24 April 2007
Tuesday 24 April 2007 21:45-22:30 (Radio 3)
Terry Frost's Blue Squeeze

Courtesy of Beaux Arts, London
Playlist
Fallujah
Fallujah, a city around the size of Edinburgh, lies on the banks of the Euphrates, West of Baghdad. Within Iraq it is known as the "city of mosques" and it is a famous centre of Sunni Islam. It is now a city in ruins, a place repeatedly attacked by American forces who are accused of using napalm and white phosphorous on the civilian population.
The true story of Fallujah, and its present reality, has never really emerged.
A new play by Jonathan Holmes, based on testimony from soldiers, aid workers, clerics, politicians and civilians, attempts to tell the true story of the attack on Fallujah.
The play is designed by the artist Lucy Orta and has music by Nitin Sawney.
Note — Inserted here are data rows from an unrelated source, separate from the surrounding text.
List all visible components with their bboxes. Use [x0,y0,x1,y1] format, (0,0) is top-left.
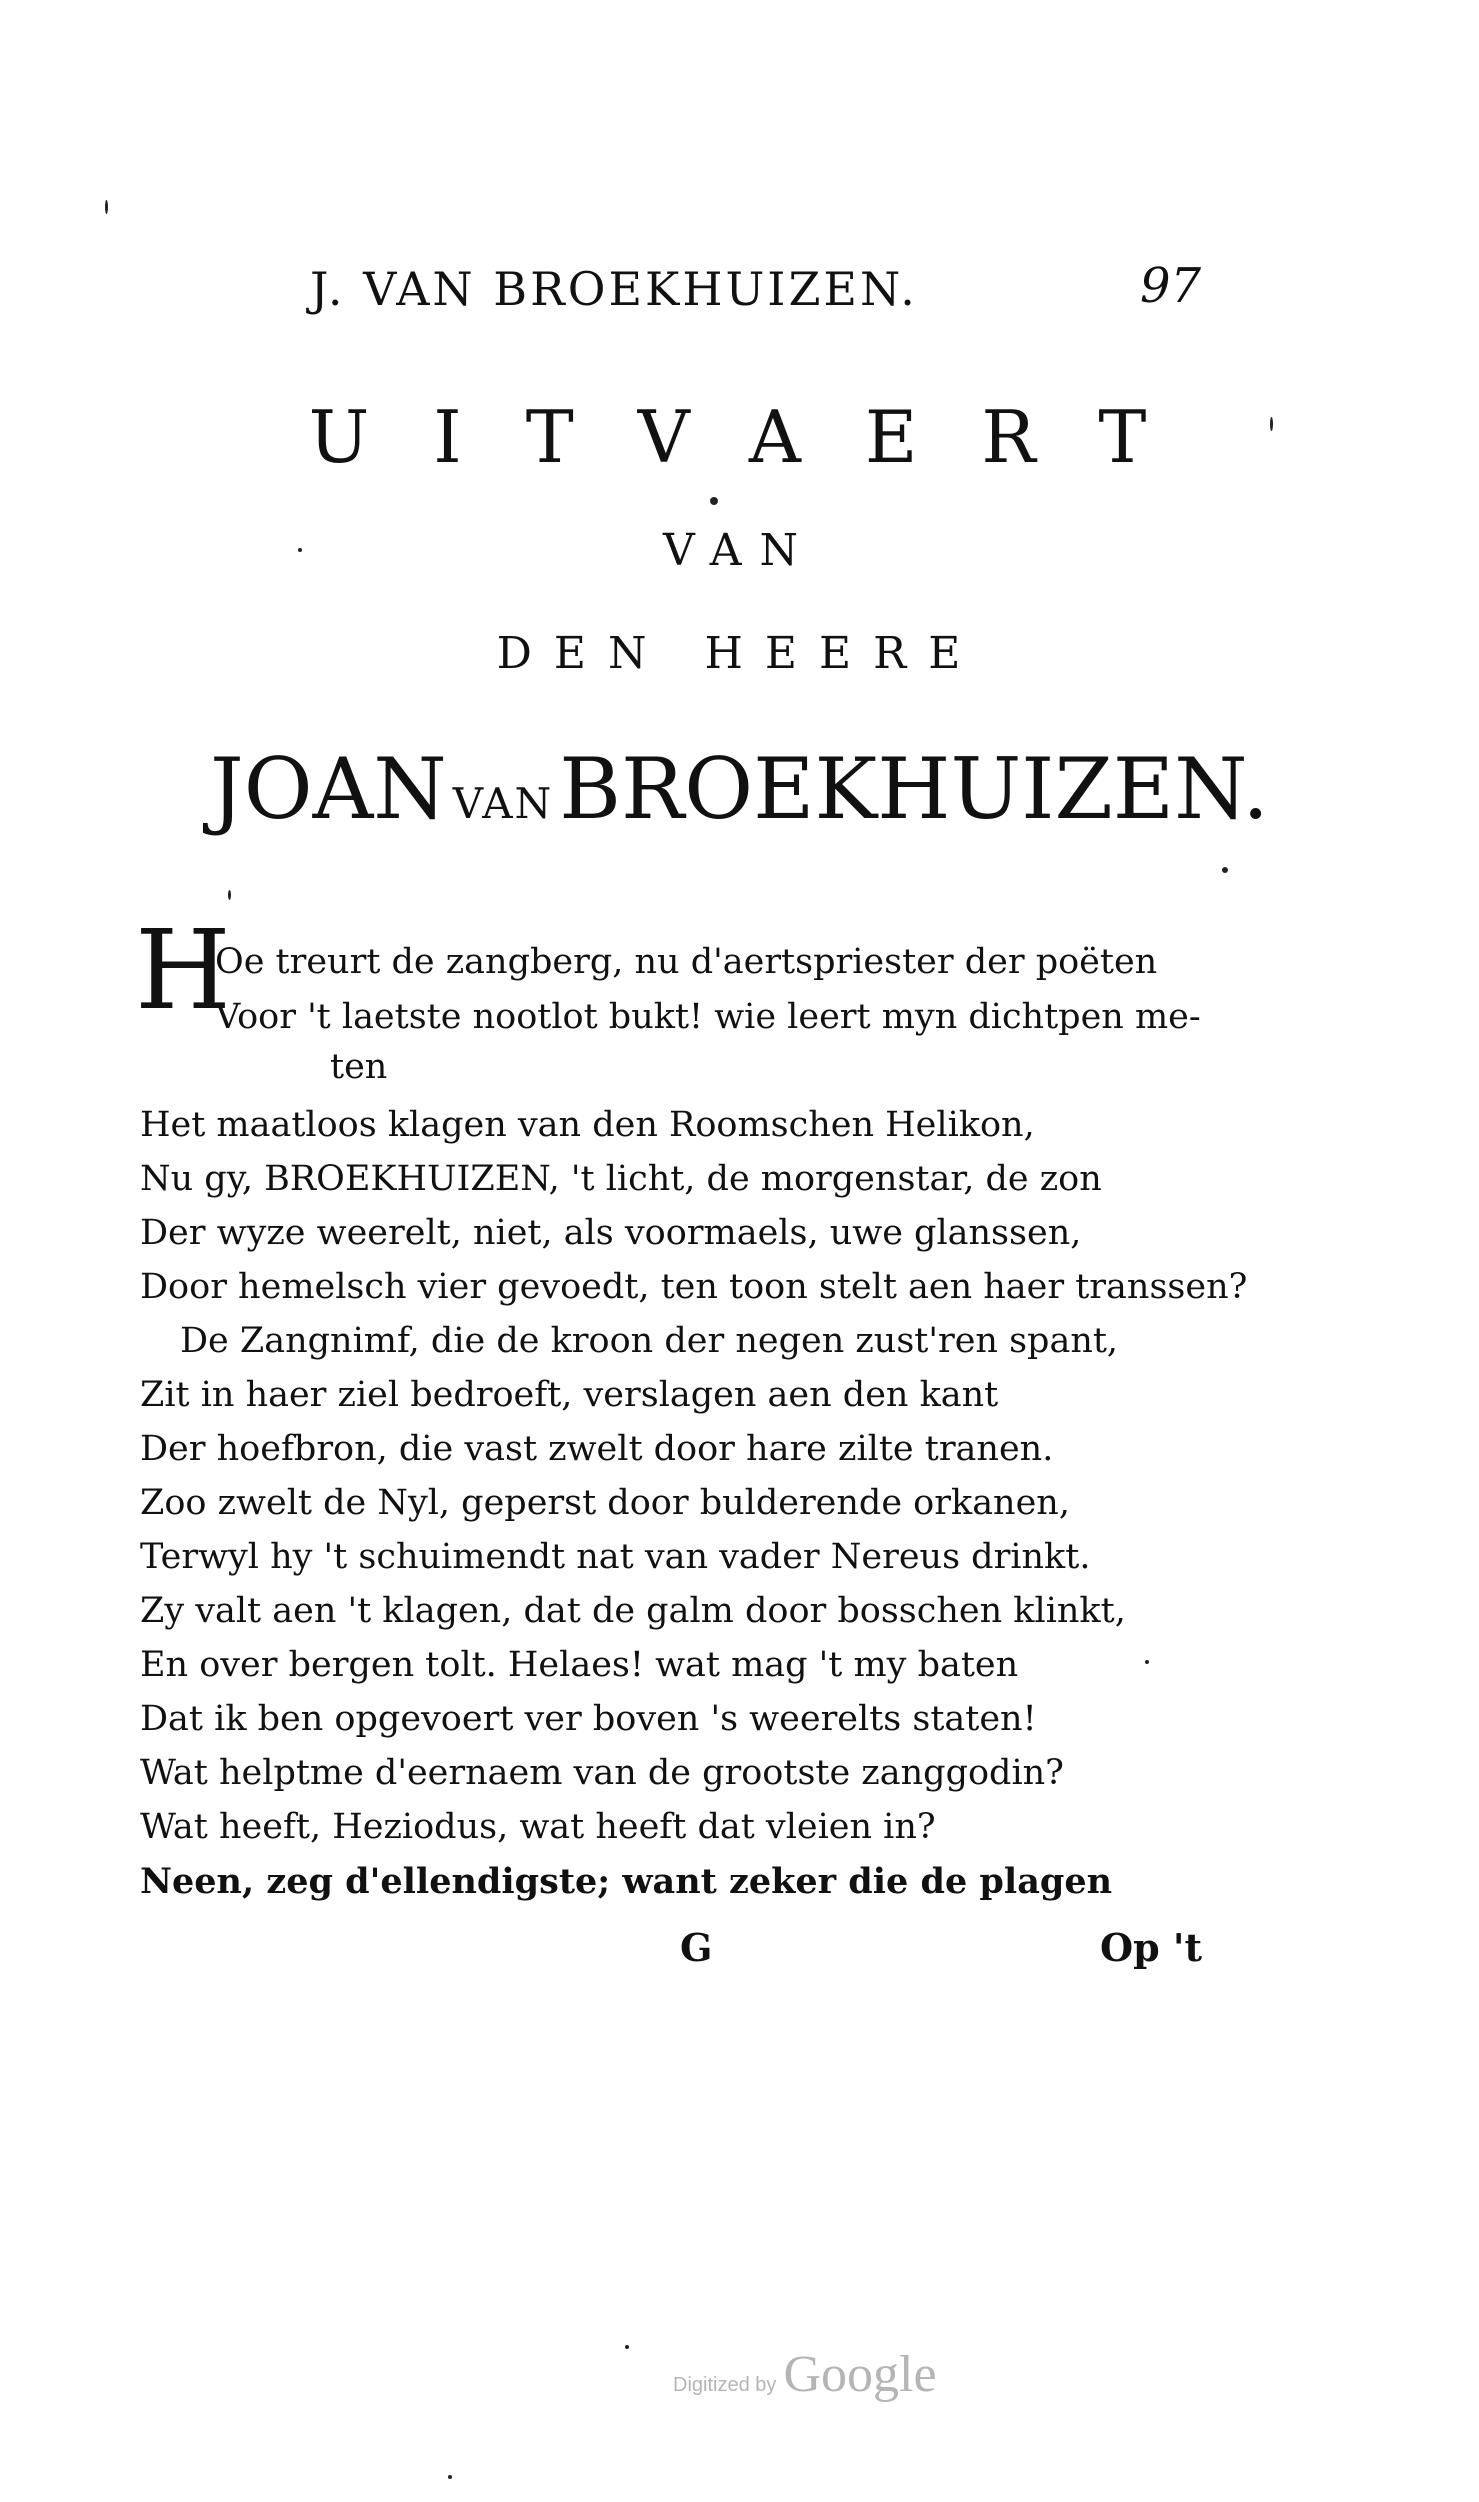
scan-speck [448,2475,452,2479]
title-joan-van-broekhuizen [0,740,1479,838]
scan-speck [298,548,302,552]
running-head: J. VAN BROEKHUIZEN. [310,262,918,316]
verse-line: Zit in haer ziel bedroeft, verslagen aen den kant [140,1375,999,1415]
scan-speck [1222,867,1228,873]
verse-line: Der hoefbron, die vast zwelt door hare zilte tranen. [140,1429,1054,1469]
page-number: 97 [1140,258,1202,314]
verse-line: Zoo zwelt de Nyl, geperst door bulderende orkanen, [140,1483,1070,1523]
verse-line: Oe treurt de zangberg, nu d'aertspriester der poëten [215,942,1158,982]
scan-speck [1270,417,1273,431]
verse-line: En over bergen tolt. Helaes! wat mag 't my baten [140,1645,1019,1685]
title-uitvaert: UITVAERT [308,395,1211,479]
scan-speck [228,890,231,900]
catchword: Op 't [1100,1925,1203,1970]
verse-line: Voor 't laetste nootlot bukt! wie leert myn dichtpen me- [215,997,1201,1037]
title-den-heere: DEN HEERE [496,628,983,679]
watermark-brand: Google [783,2346,937,2403]
verse-line: Zy valt aen 't klagen, dat de galm door bosschen klinkt, [140,1591,1126,1631]
verse-line: Dat ik ben opgevoert ver boven 's weerelts staten! [140,1699,1037,1739]
title-joan: JOAN [210,740,447,838]
verse-line: ten [330,1047,388,1087]
verse-line: Wat heeft, Heziodus, wat heeft dat vleien in? [140,1807,936,1847]
title-van: VAN [662,525,817,576]
verse-line: Neen, zeg d'ellendigste; want zeker die de plagen [140,1861,1113,1902]
title-broekhuizen: BROEKHUIZEN. [559,740,1269,838]
scan-speck [1145,1660,1149,1664]
verse-line: Het maatloos klagen van den Roomschen Helikon, [140,1105,1035,1145]
signature-mark: G [680,1925,713,1970]
digitized-watermark [673,2345,937,2404]
verse-line: Terwyl hy 't schuimendt nat van vader Nereus drinkt. [140,1537,1091,1577]
verse-line: Door hemelsch vier gevoedt, ten toon stelt aen haer transsen? [140,1267,1248,1307]
verse-line: Der wyze weerelt, niet, als voormaels, uwe glanssen, [140,1213,1082,1253]
verse-line: Wat helptme d'eernaem van de grootste zanggodin? [140,1753,1064,1793]
drop-cap: H [135,906,231,1034]
scan-speck [625,2345,629,2349]
title-van-small: VAN [452,779,554,828]
watermark-prefix: Digitized by [673,2374,777,2396]
scan-speck [105,200,108,214]
verse-line: De Zangnimf, die de kroon der negen zust'ren spant, [180,1321,1119,1361]
verse-line: Nu gy, BROEKHUIZEN, 't licht, de morgenstar, de zon [140,1159,1102,1199]
scan-speck [710,497,718,505]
In tonight's Night Waves, Philip Dodd talks to Jonathan Holmes and the journalist Nir Rosen who has spent months in the city.
How can a drama help explain the disaster and the significance of Fallujah?
And what might the events in Fallujah mean for the future of Iraq?
Terry Frost
Terry Frost discovered art as a prisoner of war during World War Two.
He went on to become one of this country's best known abstract painters, depicting the simple shapes of his beloved Cornish landscape in bold and vibrating colours.
As a new retrospective opens Philip Dodd and guests discuss the legacy of Terry Frost.
Shane Meadows
Also on the programme; Film maker Shane Meadows talks about his latest film "This is England" that explores a British childhood spent as part of a skinhead gang.
The Orwell Prize
And Philip Dodd talks to the winner of the Orwell Prize, awarded tonight to the writer who has best achieved Orwell's aim to make political writing into an art.
Night Waves, presented by Philip Dodd, live this Tuesday night at 9.45 here on BBC Radio 3.